紅漆梳背椅上倚坐的小娘子視線僅往門邊掃了圈,很快轉向窗邊,露出姣美側顏,下頜微微抬起,把驕矜二字詮釋得淋漓盡致。
放在往日,她敢這樣擺臉色給父親,定會被訓斥一頓。但扶侯昨夜一時怒火上頭把人趕走,回頭細思,知道自己反應過激,也有些慚愧,便沒把這小小的脾氣放在心上,腳步略一頓,神色不大自然地邁進屋子。
倚陽居的陳設煥然一新,但布局仍同婉姨娘居住時一致,有些小玩意也不曾撤去。譬如這窗邊懸的青竹風鈴,片片青竹隨風微蕩,上面的幾行小字乃是扶侯親筆所書。當時他不過興致一起在竹片上練字,練過后本要丟棄,卻被婉姨娘拾去,精心制了這風鈴。
在討扶侯歡心一事上,婉姨娘著實是下了大功夫的,總能出其不意地表衷心。

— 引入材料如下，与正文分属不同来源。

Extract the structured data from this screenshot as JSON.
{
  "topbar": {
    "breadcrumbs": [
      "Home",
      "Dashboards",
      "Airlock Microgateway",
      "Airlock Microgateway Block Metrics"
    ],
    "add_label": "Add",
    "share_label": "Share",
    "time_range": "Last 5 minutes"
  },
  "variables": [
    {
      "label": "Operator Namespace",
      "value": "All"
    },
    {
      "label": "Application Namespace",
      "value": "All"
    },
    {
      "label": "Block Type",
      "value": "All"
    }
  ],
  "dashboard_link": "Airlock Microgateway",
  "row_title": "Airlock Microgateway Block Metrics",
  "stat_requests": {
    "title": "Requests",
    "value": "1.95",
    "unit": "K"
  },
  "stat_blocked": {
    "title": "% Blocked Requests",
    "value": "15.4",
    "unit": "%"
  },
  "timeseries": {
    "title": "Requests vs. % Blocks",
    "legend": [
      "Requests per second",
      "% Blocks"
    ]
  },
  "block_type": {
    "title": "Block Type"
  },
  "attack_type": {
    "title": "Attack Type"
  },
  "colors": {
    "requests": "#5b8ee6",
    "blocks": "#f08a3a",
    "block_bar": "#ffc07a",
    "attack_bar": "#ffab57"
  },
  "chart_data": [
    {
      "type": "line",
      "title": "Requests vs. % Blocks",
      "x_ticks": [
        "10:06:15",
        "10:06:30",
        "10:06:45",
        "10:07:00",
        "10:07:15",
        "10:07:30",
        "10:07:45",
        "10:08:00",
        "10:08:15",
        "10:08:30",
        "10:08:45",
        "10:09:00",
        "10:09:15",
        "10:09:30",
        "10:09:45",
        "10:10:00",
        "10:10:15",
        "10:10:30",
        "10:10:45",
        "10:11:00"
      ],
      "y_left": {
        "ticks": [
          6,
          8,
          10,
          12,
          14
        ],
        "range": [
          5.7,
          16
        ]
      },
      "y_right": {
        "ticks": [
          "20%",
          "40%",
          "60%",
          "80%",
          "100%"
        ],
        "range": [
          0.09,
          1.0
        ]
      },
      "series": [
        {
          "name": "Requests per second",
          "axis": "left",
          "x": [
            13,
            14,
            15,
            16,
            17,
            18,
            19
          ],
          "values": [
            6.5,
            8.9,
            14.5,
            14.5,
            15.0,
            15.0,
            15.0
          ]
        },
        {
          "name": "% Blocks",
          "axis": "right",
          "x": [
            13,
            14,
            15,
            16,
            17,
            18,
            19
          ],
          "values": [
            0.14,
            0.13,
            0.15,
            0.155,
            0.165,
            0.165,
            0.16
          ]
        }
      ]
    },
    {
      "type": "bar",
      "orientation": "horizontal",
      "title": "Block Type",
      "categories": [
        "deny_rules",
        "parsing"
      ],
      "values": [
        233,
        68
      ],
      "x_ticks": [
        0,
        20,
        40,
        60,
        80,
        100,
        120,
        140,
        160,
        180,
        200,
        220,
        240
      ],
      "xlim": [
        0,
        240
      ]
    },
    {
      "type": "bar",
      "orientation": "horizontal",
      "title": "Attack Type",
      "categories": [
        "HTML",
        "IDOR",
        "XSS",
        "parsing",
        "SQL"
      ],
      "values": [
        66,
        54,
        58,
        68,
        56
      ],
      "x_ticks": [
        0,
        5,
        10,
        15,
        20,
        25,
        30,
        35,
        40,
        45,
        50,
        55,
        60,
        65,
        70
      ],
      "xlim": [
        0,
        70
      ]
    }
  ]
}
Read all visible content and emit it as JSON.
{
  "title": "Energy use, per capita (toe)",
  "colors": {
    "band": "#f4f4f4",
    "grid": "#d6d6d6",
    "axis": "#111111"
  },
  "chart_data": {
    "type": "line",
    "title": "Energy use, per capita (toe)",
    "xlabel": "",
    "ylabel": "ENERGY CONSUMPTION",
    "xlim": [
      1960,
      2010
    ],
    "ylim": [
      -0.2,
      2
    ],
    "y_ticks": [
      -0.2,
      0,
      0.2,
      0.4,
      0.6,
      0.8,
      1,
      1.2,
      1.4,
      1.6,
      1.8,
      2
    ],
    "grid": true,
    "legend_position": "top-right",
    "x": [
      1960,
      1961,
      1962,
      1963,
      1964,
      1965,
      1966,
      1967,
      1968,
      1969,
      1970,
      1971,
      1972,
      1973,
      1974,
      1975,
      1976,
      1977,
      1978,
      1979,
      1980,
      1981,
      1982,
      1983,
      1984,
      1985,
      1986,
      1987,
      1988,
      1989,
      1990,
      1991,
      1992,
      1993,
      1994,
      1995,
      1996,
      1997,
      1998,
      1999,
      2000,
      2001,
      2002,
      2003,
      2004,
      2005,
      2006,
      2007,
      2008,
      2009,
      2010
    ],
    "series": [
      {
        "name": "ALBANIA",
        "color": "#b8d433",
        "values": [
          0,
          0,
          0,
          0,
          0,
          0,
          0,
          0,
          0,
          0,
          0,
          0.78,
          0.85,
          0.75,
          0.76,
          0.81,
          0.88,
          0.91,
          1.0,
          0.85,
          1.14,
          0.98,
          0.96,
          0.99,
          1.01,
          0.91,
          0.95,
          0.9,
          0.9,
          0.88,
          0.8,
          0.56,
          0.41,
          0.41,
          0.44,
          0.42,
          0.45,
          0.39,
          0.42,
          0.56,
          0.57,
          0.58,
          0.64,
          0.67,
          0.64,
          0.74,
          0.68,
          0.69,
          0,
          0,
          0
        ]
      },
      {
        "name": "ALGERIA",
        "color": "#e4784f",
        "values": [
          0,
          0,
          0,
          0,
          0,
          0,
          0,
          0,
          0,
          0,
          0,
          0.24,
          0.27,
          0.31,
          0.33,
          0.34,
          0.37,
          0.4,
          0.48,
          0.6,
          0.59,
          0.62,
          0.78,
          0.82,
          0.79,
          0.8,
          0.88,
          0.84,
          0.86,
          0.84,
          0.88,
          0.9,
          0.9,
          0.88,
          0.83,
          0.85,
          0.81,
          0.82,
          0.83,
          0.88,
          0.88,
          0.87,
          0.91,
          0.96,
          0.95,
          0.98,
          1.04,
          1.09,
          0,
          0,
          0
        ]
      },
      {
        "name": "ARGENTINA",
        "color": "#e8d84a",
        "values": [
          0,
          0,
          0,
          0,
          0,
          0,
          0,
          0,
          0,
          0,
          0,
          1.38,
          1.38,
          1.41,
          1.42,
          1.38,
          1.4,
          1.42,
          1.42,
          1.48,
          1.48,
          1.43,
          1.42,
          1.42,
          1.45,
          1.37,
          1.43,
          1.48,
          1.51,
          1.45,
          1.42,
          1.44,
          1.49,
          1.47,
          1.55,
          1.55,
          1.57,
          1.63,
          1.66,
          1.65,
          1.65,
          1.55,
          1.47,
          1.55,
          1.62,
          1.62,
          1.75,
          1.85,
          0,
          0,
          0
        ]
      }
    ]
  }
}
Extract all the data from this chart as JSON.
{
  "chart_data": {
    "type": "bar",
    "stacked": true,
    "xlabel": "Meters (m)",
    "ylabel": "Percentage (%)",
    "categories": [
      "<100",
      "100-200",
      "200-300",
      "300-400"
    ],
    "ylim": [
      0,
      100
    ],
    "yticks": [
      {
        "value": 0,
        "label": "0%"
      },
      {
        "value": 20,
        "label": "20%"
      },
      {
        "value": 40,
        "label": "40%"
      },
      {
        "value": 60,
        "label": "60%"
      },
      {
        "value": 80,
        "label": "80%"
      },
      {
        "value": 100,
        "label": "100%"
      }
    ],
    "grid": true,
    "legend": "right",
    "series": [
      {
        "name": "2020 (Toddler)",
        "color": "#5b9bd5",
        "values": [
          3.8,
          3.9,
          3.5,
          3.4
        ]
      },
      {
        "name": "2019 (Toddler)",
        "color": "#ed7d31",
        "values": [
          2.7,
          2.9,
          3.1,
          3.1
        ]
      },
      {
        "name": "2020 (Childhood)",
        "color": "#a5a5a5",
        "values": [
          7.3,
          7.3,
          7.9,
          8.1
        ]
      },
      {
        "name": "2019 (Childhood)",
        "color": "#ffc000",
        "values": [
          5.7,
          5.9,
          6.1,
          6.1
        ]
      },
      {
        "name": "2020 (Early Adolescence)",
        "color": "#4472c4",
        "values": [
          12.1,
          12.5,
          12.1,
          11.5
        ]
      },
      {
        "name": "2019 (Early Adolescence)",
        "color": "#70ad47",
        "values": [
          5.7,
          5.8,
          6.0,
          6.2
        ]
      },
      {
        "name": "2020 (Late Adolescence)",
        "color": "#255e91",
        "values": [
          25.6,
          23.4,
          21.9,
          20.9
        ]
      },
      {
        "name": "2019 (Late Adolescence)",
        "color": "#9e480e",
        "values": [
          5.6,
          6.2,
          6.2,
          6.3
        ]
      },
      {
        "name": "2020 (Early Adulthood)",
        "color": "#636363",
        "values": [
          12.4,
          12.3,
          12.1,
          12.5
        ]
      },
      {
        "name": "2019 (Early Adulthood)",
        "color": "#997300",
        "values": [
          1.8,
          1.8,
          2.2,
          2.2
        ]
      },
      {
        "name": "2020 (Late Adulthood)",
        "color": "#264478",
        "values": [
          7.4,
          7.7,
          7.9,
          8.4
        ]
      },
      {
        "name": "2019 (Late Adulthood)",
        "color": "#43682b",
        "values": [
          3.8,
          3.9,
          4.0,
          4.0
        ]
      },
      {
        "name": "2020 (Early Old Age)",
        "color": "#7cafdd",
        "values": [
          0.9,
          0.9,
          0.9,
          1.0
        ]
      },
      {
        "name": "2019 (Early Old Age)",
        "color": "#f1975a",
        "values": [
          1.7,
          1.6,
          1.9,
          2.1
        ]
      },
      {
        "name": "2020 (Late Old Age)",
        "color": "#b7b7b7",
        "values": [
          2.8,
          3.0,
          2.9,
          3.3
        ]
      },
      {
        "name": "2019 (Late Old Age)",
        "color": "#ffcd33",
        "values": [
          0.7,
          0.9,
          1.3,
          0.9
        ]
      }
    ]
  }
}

見得多了,她深深仰慕自己的印象留在扶侯心中,所以才不信她會背著自己去做什么。
晌午時,他猶豫之下去看了婉姨娘,才短短不到一日的時間,往日柔美纖弱的人就消瘦了一圈,臉色蒼白得不可思議,見了他強撐起身子跪地,流淚道“侯爺還能來看妾,妾萬分感激。夜里仔細反思,總算明白錯處在哪兒,欺瞞侯爺就是頭一樁大罪。也是妾不經事,見了那信里的胡說八道就心慌,生怕侯爺信那小人所言,就侯爺,妾身不敢再辯解,如今這身子恐也是報應,總算服侍侯爺這一場,等入了黃泉還能繼續服侍殿下。只可惜循念還望侯爺能不介懷,千錯萬錯只在妾身,他甚么都不知道。”
扶侯不知,女人能流的淚水竟這么多,順著眼眶下落,滴滴答答幾乎能接一盆子水。長公主生性驕傲,即便服軟也從不會如此低聲下氣。他欣賞那樣的傲骨,但此時也不免為婉姨娘的楚楚可憐所動,冰冷的眼神慢慢軟化,最后道“罷了,事實如何我已查清,確實與你無關,只是你確實不該騙我,若一開始就承認那封信,我也不會如此動怒。”
婉姨娘自然又是認錯,柔順地伏在地上,脊背彎出清瘦的弧度。想起大夫說她時日無多,扶侯最后那點氣也沒了,將她放出柴房,還陪著用了頓飯,恰時循念又去看望她,一家三口聚在一塊兒說了些話,令他想起是該把循念讓女兒認識了。
順道,也要為昨夜的事哄哄她。
眾多仆婢緊隨扶侯而來,手捧錦盒接連入室,粗略看過去,敞開的錦盒里放的都是時下小娘子們喜愛的首飾衣裳和點心,長須管事殷勤笑道“侯爺昨日就令小人按郡主喜好去搜羅這些物什,今日才收齊整,郡主看看覺得怎樣,若有什么不滿意的,立即就換。”
扶姣一時不解,看向扶侯。
阿父素來嫌她嬌氣,甚少哄她,父女倆鬧不快后多是等她自己慢慢消氣,這次她本以為也會如此,沒想到阿父竟會主動服軟。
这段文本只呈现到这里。